The chaotic nature of the U.S. withdrawal from Syria—following an impulsive, snap decision by President Donald Trump during a phone call with the Turkish president earlier this month—is unnerving those who have been involved in all levels of the fight against ISIS.

Mike Giglio writes in Defense One that this is because “forever war” inIraq and Syria was built around the work done by local U.S. allies. The fight against ISIS was America’s, but it was also being fought by Syrians, Kurds, and Iraqis—a U.S. strategy known as “by, with and through.”

“It meant that local troops carried out ground fighting in battles drawn up by American war planners,” Giglio writes. “It meant that they received arms, training and logistical support from the U.S. military and were backed by U.S. air strikes. Crucially, it also meant that they were getting help from special operations forces, the U.S. military’s most elite units, who work in the shadows around the world to carry out difficult and sensitive missions.”

These partnerships have proved invaluable to the war against ISIS – but at the same time, they have also opened a small hole in the secrecy which typically shrouds the U.S. special operations community—by giving the local partners who work with those forces a rare and up-close view of who they are and how they do their jobs.

Giglio writes:

President Donald Trump’s announcement of a hasty and ill-planned withdrawal of U.S. troops from Syria to allow for a Turkish onslaught, left everyone—allies, lawmakers, defense officials, but most significantly the Kurdish-led forces themselves—stunned. Fearing for their existence in the face of an invasion from NATO-allied Turkey, which considers them an enemy, the SDF have rushed to strike a deal with the Iran- and Russia-backed Bashar al-Assad regime. While the details of this arrangement remain in flux, one possibility is for SDF forces to be folded into the Syrian state, following negotiations to which they suddenly bring very little leverage. As a result, the same Kurdish counterterrorism units who have worked with U.S. special operations forces and intelligence may suddenly find themselves working for—or at the mercy of—the Syrian government’s side. This raises a vexing counterintelligence question for America: might these units be forced to spill their secrets to some of America’s foremost global adversaries in Assad, Russia and Iran?

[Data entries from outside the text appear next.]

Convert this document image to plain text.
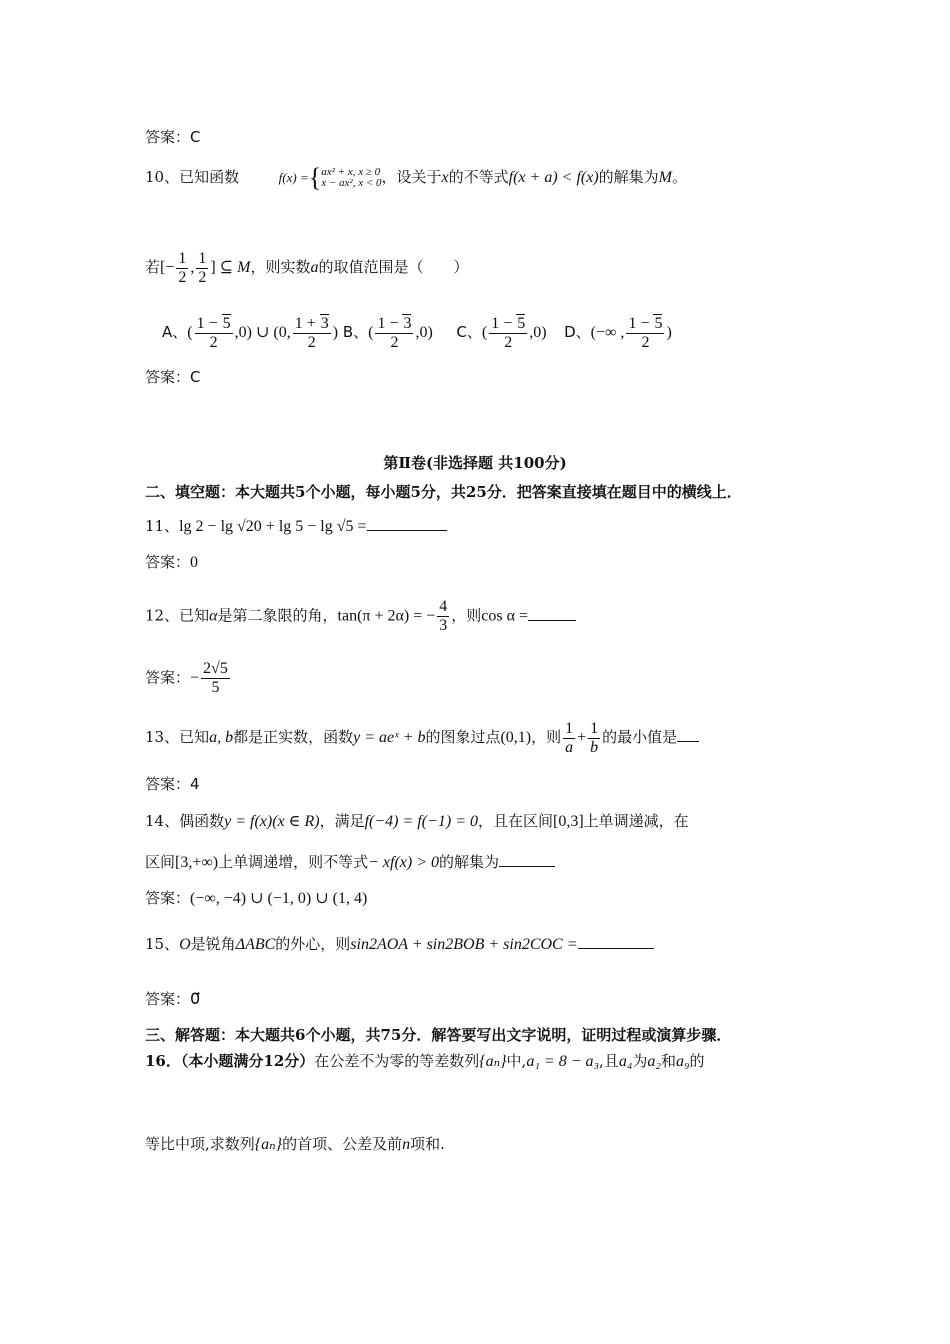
答案：C
10、已知函数	f(x) ={ ax² + x, x ≥ 0
x − ax², x < 0 ，设关于x的不等式f(x + a) < f(x)的解集为M。
若[− $\frac{1}{2}$ , $\frac{1}{2}$ ] ⊆ M，则实数a的取值范围是（　　）
A、( $\frac{1 - 5}{2} ,0$) ∪ (0, $\frac{1 + 3}{2}$ ) B、( $\frac{1 - 3}{2} ,0$) C、( $\frac{1 - 5}{2} ,0$) D、(−∞ , $\frac{1 - 5}{2}$ )
答案：C
第Ⅱ卷(非选择题 共100分)
二、填空题：本大题共5个小题，每小题5分，共25分．把答案直接填在题目中的横线上．
11、lg 2 − lg √20 + lg 5 − lg √5 =
答案：0
12、已知α是第二象限的角，tan(π + 2α) = − $\frac{4}{3}$ ，则cos α =
答案：− $\frac{2√5}{5}$
13、已知a, b都是正实数，函数y = aeˣ + b的图象过点(0,1)，则 $\frac{1}{a} + \frac{1}{b}$ 的最小值是
答案：4
14、偶函数y = f(x)(x ∈ R)，满足f(−4) = f(−1) = 0，且在区间[0,3]上单调递减，在
区间[3,+∞)上单调递增，则不等式− xf(x) > 0的解集为
答案：(−∞, −4) ∪ (−1, 0) ∪ (1, 4)
15、O是锐角ΔABC的外心，则sin2AOA + sin2BOB + sin2COC =
答案：0⃗
三、解答题：本大题共6个小题，共75分．解答要写出文字说明，证明过程或演算步骤．
16．（本小题满分12分）在公差不为零的等差数列{aₙ}中,a₁ = 8 − a₃,且a₄为a₂和a₉的
等比中项,求数列{aₙ}的首项、公差及前n项和.
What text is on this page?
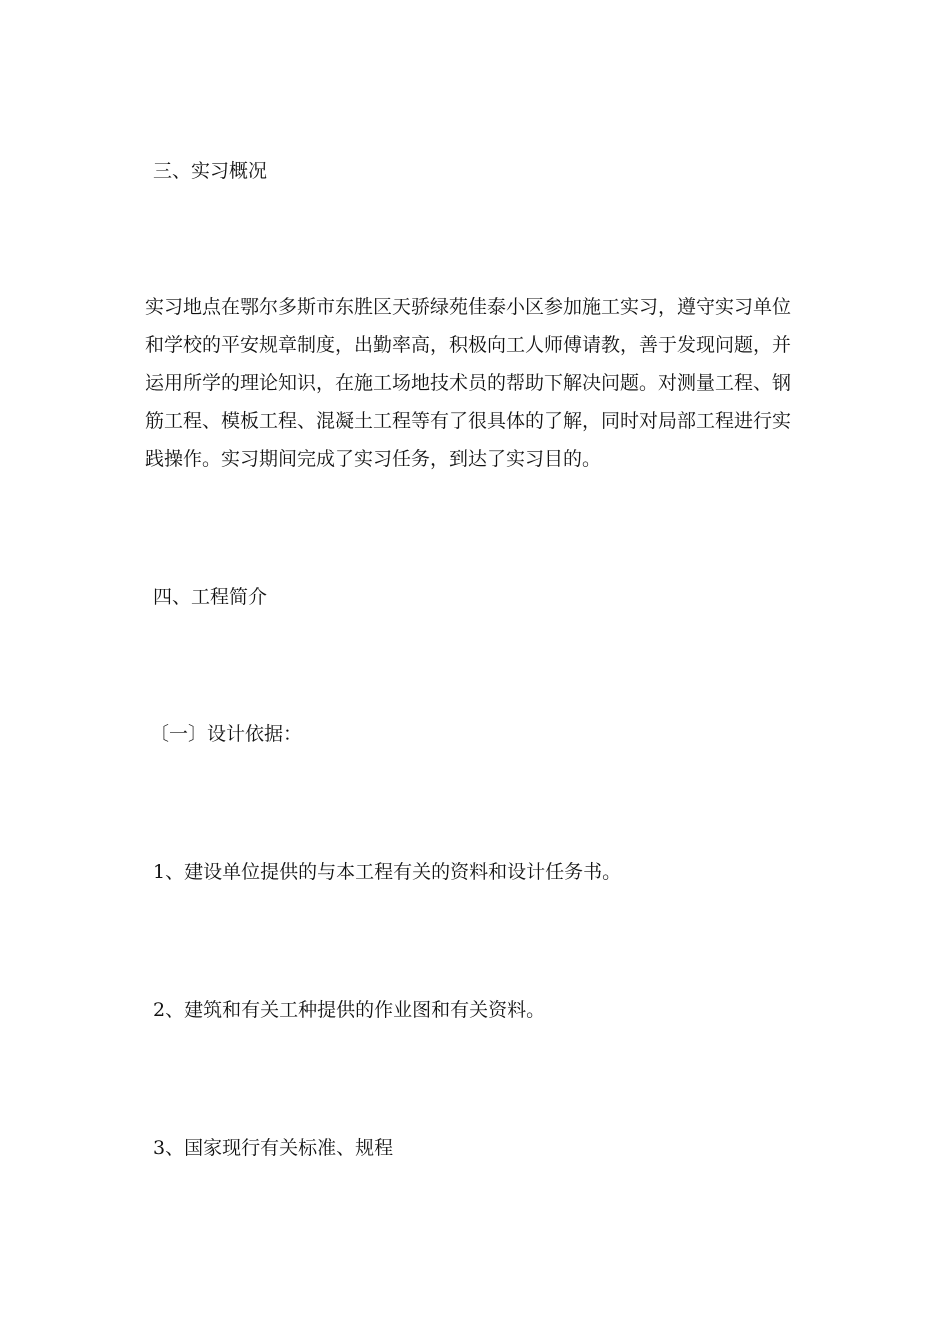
三、实习概况
实习地点在鄂尔多斯市东胜区天骄绿苑佳泰小区参加施工实习，遵守实习单位
和学校的平安规章制度，出勤率高，积极向工人师傅请教，善于发现问题，并
运用所学的理论知识，在施工场地技术员的帮助下解决问题。对测量工程、钢
筋工程、模板工程、混凝土工程等有了很具体的了解，同时对局部工程进行实
践操作。实习期间完成了实习任务，到达了实习目的。
四、工程简介
〔一〕设计依据：
1、建设单位提供的与本工程有关的资料和设计任务书。
2、建筑和有关工种提供的作业图和有关资料。
3、国家现行有关标准、规程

Eric L. Robinson, a former U.S. intelligence official who worked on anti-ISIS strategy at the National Counterterrorism Center, called the fact that the SDF had been forced to seek Assad’s protection in Syria a counter-intelligence “nightmare.” He worried, in a Twitter post post this week, that “given years of SDF exposure” to U.S. special operations forces and intelligence, they would “be forced to give up TTPs [tactics, techniques and procedures], names, locations, etc. What a coup for the Russian intelligence services—five years of history regarding the elite forces of NATO.”

Robinson, who was a senior civilian in the United States Special Operations Command until last year, also noted that the same elite troops who served in Syria also work around the world on America’s most sensitive national security missions. They’re “from the same community that relieves an embassy under siege, identifies [North Korean] mobile missile capacity, rescues hostages, or defends Tallinn from [a] Russian invasion,” he wrote.

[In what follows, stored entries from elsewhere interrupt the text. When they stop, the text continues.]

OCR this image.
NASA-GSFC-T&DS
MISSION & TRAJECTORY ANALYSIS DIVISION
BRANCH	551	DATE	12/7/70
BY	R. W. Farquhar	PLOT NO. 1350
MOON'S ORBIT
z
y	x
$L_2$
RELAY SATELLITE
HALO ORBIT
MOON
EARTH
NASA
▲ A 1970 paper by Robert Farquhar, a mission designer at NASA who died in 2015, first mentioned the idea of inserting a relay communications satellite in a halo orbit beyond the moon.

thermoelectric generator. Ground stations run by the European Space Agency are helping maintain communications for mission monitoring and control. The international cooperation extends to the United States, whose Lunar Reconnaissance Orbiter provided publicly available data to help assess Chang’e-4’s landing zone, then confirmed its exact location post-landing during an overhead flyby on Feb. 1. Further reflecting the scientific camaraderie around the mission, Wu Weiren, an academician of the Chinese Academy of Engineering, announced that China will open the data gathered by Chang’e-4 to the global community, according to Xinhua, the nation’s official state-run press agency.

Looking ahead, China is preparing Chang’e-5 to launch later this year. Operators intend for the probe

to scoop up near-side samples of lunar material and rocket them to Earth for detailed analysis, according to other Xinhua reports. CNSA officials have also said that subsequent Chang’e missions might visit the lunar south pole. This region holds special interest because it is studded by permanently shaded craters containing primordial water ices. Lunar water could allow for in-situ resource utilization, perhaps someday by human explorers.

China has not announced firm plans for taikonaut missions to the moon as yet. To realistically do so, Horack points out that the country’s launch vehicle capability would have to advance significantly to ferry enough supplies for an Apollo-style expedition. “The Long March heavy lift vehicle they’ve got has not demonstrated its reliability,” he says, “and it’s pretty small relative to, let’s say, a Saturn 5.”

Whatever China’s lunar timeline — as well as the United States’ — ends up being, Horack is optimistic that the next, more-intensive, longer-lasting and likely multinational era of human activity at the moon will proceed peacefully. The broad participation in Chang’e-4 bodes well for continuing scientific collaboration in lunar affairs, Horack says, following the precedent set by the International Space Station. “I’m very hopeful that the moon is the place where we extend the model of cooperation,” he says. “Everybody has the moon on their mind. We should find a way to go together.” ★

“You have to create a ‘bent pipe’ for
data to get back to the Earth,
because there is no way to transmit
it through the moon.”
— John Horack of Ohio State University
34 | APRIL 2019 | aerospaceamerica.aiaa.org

Along the way, Robinson said, the Kurds “got a close look at the way Americans fight war, and [it was] an extraordinary chance to observe segments of the American military within special operations that are not necessarily covert or clandestine but do try to keep a low profile.”

“Whether [the Kurds] like it or not, they are exposed to the way the United States conducts unconventional warfare,” he added. “Whether you’re talking about communications infrastructure, or response times for Medevac, or response times for aviation support, that stuff is all interesting.” Robinson worries that any potential deal between the Kurds and Assad will include “not just speaking with Syrian intelligence officers but Russians and Iranians,” he told me. “It’s going to turn out that all of a sudden the ways that elite American counterterrorism forces operate are known to the opposition.”